Finalement, Claudie Ossard a réussi à convaincre UGC, qui lui a signé un contrat pour cinq films. "Elle a dit que Delicatessen serait le premier. Ça a tenu à la ténacité de Claudie. Elle m'a avoué que si on ne l'avait pas appelée tous les deux jours pour lui demander où les choses en étaient, elle aurait peut-être abandonné", indique Jean-Pierre Jeunet.
Delicatessen devait se tourner dans un immeuble voué à la démolition situé dans l'ouest de la banlieue parisienne. Malheureusement, à la dernière minute, le maire a exigé un "bakchich de 100 000 francs" à la production. L'équipe a refusé et a décidé d'aller dans les anciens entrepôts de la Seita, à Pantin, à l'endroit où Luc Besson a filmé Nikita.
"On avait toute une usine à nous pour 5 000 balles par mois, c'était génial, il n'y avait personne à part les pigeons. Le budget était de 18 millions de francs, c'était serré. Il y avait seize semaines de tournage mais on n'avait pas le droit à une seule heure supplémentaire. Certains dimanches, j'ai vu mon Caro faire les patines lui-même sur les décors", souligne Jean-Pierre Jeunet.
Delicatessen est porté par deux comédiens de poids, des "gueules de cinéma" : Jean-Claude Dreyfus et Dominique Pinon. D'après Jeunet, le casting devait être complètement différent !
"Le personnage principal de Louison devait être joué non pas par Dominique Pinon mais par Christophe Salengro, le président de Groland. Alors on a fait des essais et là je me suis rendu compte de la limite de ces acteurs visuels, un peu moins bons dans les dialogues et la composition. C'est là que j'ai eu l'idée de Pinon", explique le metteur en scène.

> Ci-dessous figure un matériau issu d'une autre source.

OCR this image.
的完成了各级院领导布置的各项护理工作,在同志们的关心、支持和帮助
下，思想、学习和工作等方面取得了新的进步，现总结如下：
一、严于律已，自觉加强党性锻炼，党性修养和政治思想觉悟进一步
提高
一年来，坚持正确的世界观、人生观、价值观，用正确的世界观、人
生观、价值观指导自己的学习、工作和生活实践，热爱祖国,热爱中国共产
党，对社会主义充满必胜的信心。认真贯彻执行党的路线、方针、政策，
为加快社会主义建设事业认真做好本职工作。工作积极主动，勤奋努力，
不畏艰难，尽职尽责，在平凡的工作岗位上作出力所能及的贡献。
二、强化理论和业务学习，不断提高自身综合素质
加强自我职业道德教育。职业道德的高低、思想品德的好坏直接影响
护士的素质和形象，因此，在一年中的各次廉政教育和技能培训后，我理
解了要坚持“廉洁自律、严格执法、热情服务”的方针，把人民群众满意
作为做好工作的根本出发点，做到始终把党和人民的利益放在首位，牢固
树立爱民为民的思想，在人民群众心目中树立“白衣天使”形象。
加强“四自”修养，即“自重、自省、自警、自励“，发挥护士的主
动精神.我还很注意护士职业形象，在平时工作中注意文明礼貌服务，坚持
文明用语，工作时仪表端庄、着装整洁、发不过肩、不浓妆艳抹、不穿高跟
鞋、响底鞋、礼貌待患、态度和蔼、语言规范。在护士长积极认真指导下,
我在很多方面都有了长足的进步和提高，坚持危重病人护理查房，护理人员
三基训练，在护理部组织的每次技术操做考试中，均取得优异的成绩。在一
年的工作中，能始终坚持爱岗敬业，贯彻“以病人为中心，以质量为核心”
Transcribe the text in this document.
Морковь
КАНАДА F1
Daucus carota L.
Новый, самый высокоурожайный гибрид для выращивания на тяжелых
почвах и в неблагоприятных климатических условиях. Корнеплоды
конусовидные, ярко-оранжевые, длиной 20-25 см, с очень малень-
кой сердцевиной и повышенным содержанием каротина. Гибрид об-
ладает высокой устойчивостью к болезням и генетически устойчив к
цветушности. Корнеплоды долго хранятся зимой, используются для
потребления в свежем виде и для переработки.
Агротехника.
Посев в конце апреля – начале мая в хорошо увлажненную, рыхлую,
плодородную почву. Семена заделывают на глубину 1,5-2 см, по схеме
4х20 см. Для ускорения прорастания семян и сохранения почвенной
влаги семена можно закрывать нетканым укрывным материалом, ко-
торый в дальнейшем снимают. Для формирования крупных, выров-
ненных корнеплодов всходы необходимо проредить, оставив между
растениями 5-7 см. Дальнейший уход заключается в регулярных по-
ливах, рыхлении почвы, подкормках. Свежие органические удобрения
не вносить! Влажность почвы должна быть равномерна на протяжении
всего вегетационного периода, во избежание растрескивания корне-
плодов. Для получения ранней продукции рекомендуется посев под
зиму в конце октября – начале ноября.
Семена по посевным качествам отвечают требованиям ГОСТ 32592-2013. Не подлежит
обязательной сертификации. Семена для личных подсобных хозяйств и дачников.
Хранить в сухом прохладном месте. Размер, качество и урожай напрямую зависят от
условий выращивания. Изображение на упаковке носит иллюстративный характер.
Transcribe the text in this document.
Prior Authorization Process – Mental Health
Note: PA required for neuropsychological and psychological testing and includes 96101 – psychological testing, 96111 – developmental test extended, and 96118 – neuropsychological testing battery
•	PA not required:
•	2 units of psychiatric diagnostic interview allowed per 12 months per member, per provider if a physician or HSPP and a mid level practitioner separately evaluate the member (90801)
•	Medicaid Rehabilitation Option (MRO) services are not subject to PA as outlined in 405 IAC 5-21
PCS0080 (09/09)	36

Pour interpréter le Boucher, Jean-Pierre Jeunet et Marc Caro avaient jeté leur dévolu sur Jean Bouise. Malheureusement, le comédien est mort avant le tournage, en juillet 1989, à l'âge de 60 ans. Les deux auteurs se sont donc tournés vers Jean-Claude Dreyfus.
"Un jour, ils sont venus chez moi et ont mis le scénario de Delicatessen sur la table. Je leur ai dit : Tiens, c'est amusant, retournez-vous. Et ils se sont retrouvés face à 250 cochons, parce que je collectionne les cochons depuis des années.
Ça les a fait rire. Ils venaient pour me proposer un autre rôle et d’un coup à leurs yeux, je suis devenu le Boucher. Je suis tombé fou amoureux de cette histoire", déclare l'acteur.
Enfin, il faut noter que le chef-opérateur du film n'était autre que Darius Khondji, grand artiste ayant collaboré avec David Fincher (Seven), Woody Allen (Minuit à Paris) ou Bong Joon-ho (Okja).
D'après le directeur de la photographie, Jeunet et Caro avaient toujours tous les deux une vue sur l'ensemble. Cependant, "Caro supervisait tout, particulièrement le visuel : la couleur, la lumière, l'ambiance, les costumes, les décors…"
"Jean-Pierre était vraiment sur la direction d'acteur et la mise en cadre. Mais parfois Caro et moi avions peut-être tendance à aller trop loin dans la stylisation, et Jean-Pierre nous ramenait vers plus de réalisme ou de comédie.
Comme ils avaient tout storyboardé, c'était très précis. C'est rare que je travaille sur un film aussi pensé, travaillé à l'avance. Il n'y a qu'eux, David Fincher et Bong Joon-ho."
En dernière instance, Delicatessen a été très bien accueilli par la critique et le public. Il a notamment attiré 1,5 million de spectateurs au cinéma. Il a aussi remporté 4 Césars en 1992 : Meilleure première œuvre, Meilleurs décors, Meilleur montage et Meilleur scénario original.